Проснувшись где-то на закате, она съела половину каравая, а затем, пока еще было светло, направилась в будку. Она надеялась, что со временем научится управлять механикой телескопа исключительно наощупь и по памяти, но на первых порах перед началом сеанса наблюдения стоит как следует осмотреть окружающую обстановку — так у нее будет шанс сориентироваться на месте.
Когда она разместила свое громоздкое приспособление над держателем телескопического окуляра, для наблюдательной скамьи уже не осталось места; она убрала ее и перенесла в кабинет.
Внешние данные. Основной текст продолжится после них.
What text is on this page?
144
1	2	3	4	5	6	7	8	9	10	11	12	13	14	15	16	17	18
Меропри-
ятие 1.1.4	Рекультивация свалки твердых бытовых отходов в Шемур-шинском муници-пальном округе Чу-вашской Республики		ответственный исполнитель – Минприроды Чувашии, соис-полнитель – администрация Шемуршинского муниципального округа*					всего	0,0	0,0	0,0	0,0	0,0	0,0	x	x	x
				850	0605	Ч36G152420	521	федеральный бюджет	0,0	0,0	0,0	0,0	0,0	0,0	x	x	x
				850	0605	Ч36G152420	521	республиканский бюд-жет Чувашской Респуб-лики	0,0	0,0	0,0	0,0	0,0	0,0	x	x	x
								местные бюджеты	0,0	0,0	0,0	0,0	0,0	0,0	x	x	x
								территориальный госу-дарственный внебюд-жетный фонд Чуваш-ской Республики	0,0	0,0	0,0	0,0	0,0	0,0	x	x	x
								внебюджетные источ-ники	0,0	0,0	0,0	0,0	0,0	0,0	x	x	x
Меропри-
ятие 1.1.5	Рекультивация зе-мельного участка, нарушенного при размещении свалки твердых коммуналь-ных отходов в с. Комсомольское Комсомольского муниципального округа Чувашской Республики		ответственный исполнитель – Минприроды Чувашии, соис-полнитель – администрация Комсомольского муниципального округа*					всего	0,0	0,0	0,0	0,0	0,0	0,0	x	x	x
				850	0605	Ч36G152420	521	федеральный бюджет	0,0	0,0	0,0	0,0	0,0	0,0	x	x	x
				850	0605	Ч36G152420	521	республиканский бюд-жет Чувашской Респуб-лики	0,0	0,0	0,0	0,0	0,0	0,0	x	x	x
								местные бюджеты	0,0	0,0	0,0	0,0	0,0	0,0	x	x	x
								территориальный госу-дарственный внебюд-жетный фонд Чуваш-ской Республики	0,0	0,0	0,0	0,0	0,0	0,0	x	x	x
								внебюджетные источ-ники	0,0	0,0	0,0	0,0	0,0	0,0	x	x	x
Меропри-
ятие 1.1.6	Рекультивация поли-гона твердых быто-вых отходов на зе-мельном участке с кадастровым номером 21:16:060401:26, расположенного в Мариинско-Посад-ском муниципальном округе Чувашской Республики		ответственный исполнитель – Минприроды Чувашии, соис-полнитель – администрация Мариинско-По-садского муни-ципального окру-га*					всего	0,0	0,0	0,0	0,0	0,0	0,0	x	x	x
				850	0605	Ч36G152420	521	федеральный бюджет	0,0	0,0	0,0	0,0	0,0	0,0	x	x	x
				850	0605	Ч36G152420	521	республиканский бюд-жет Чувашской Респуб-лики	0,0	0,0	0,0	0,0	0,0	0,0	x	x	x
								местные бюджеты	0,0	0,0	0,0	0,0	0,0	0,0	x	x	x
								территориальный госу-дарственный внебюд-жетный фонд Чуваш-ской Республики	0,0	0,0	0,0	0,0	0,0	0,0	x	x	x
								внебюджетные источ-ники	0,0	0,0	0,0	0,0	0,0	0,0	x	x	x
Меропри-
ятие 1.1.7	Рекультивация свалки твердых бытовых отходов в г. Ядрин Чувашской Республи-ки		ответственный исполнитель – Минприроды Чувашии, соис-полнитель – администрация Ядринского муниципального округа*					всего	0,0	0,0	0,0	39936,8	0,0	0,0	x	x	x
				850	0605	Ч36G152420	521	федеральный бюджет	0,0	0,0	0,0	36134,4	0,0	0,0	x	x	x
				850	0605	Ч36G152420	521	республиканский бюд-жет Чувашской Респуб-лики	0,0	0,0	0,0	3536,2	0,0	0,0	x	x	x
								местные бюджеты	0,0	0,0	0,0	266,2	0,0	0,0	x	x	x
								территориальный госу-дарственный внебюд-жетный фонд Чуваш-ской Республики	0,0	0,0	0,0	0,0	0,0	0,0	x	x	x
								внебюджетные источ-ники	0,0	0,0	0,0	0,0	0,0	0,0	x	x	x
Затем Ялда настроила телескоп на Ситу и, опустив зеркало, направляющее свет в обычный окуляр, проверила ее изображение; как и предыдущей ночью, она отцентрировала звезду в поле зрения телескопа — много времени это не потребовало. Затем она подняла зеркало, направив тот же самый свет в свое оптическое устройство, собранное специально для этих наблюдений. Не вставая с пола, она переместилась ко второму окуляру и заглянула внутрь. Теперь вместо звездного шлейфа она видела размытое пятно в форме широкого эллипса — по сравнению с исходной полосой света он был более компактным, но по-прежнему состоял из нескольких цветов и даже отдаленно не был похож на точку.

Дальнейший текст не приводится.